Home » fine art, OL Weekly, theater

Book Review: Hamlet Globe to Globe

By (April 21, 2017) No Comment

Hamlet Globe to Globe:

Two Years, 190,000 Miles, 197 Countries, One Play

by Dominic Dromgoole

Grove Press, 2017

At one point late in his enormously satisfying new book Hamlet Globe to Globe, Dominic Dromgoole, artistic director of the Globe Theatre, is talking about putting on Hamlet in Lima, Peru, in the literary home of magical realism, and he charmingly makes the case for the ways his production can speak to that tradition:

Hamlet, and indeed most Shakespeare, happily qualifies to share space within the magical-realism tradition. There is no shortage of levels. You’ve got a Ghost, who pops up on three occasions; you have streams of consciousness and songs of confusion and need expressed through blank verse; you have politics, both in the regime change which precedes the play and the revolution that continually threatens it; you have the ludic shifting of different realities with the play within the play; you have the classical backdrop with the speeches on the fall of Troy; there’s a bit of broad clowning humour with the Gravediggers, which actually manages on occasion to be funny; you have a love story, both domestic and epic; there’s family politics; there’s fabulism and stories folding into other stories; there’s even a generational saga element with the Fortinbrases and the Hamlets fighting it out through time. It’s hard to imagine a Garcia Marquez or a Vargas Llosa or an Allende that manages to stuff in more, or that takes greater pleasure in the telling.

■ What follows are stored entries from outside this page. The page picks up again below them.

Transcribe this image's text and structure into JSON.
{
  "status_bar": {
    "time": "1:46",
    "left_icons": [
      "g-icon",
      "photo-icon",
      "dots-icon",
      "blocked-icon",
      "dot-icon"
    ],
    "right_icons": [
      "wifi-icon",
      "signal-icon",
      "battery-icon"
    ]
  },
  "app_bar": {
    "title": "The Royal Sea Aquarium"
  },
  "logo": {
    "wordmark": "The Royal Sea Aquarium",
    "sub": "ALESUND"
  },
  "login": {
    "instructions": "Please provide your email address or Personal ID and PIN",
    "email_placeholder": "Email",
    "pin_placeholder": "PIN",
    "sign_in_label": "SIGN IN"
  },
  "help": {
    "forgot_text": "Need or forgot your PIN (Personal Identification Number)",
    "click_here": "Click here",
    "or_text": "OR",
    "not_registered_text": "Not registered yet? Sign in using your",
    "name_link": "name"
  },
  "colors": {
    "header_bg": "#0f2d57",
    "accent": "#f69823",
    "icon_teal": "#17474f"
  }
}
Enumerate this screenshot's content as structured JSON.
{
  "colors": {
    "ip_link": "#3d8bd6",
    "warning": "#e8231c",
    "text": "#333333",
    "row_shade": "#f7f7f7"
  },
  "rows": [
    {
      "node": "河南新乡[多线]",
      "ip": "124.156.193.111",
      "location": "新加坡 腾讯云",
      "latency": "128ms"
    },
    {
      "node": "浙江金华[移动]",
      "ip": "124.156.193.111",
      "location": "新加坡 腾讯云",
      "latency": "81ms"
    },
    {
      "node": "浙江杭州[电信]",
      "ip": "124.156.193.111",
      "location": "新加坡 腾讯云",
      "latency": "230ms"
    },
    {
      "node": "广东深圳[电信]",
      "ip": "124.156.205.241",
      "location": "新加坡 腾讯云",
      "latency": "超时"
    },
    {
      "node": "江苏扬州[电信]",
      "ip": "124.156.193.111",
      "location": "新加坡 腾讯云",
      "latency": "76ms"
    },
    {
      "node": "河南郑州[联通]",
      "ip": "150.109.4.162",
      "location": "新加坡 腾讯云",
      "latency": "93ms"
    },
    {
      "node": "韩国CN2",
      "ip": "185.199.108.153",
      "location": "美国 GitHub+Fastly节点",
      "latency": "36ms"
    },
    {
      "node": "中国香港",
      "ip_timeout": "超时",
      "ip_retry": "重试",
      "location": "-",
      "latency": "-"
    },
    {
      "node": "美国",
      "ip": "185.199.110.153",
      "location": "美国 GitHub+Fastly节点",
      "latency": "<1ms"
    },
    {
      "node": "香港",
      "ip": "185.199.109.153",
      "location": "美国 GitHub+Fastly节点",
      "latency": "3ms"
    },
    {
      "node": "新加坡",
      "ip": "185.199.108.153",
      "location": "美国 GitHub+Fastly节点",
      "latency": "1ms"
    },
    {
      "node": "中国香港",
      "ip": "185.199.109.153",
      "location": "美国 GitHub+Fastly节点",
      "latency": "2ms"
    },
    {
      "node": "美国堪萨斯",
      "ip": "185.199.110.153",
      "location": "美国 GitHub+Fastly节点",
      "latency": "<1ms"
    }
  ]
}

Even so brief an articulation of play’s appeal makes one thing obvious: that appeal certainly seems to move well

Paapa Essiedu as Hamlet

beyond a concern about magical realism – looks multi-legged enough to be universal. And in honor of the 450th anniversary of Shakespeare’s birth, the Globe decided on the most epic, exhausting, exorbitant test of that universality imaginable: to take the show on the road and bring Hamlet to every country on Earth. And the resulting book is a treasure not only of travel writing – naturally, Dromgoole and his fellow players have all the misadventures you might expect in the course of such ramshackle adventures – but of Hamlet insights that snap with the energy of an insider who’s been working with this material for years. In the course of the book, all of the play’s most memorable passages are worked over in this way, including the most famous of all, the “to be or not to be” soliloquy:

Those six grave yet flighted syllables, the bareness and the directness of them, an arrow of expressed thought. A hero, with all that Shakespeare’s audiences had come to expect from heroes, a hero who has the courage to ask the simplest question of all, and to ask it in its simplest form. Six syllables, thirteen letters, and everything packed within them. A question, not a statement. With no certainty in the right response. Hamlet has carried us thus far, we are in part him, in part his friend, and now he asks on our behalf the question that sits at the centre of our lives. The speed at which it is presented wrong-foots us.

It’s illuminating, watching Hamlet shift and change in reaction to both the moods and trials of the company but also in reaction to the wildly different places where the scene is laid, from English-speaking countries where the play is routinely taught in school to far-flung foreign cultures that know nothing of the original literature and concentrate instead – always to fascinating effect – on the raw essentials of what’s happening on the stage. And always Dromgoole is quick to notice the resonances that are special to each locale, like the performance in Kiev attended by the President-Elect of Ukraine:

Most of all, I was happy that this was a bright Hamlet, a renaissance Hamlet, a celebration of his energy. On this bright evening for this town, it would have been impertinent to come from western Europe and sulk and moan and pule in their general direction. To joy in this remarkable Prince, and in his desire to find a modern, and a new, in a world that stands stiffly and uncomprehendingly against it, felt right. It felt like a due tribute to the moment we were in. Much didn’t land, much did, and yet at the end, the audience erupted and cheered.

Hamlet Globe to Globe will likewise have its audience cheering; this is the best, most consistently fascinating Hamlet book to appear in many publishing seasons.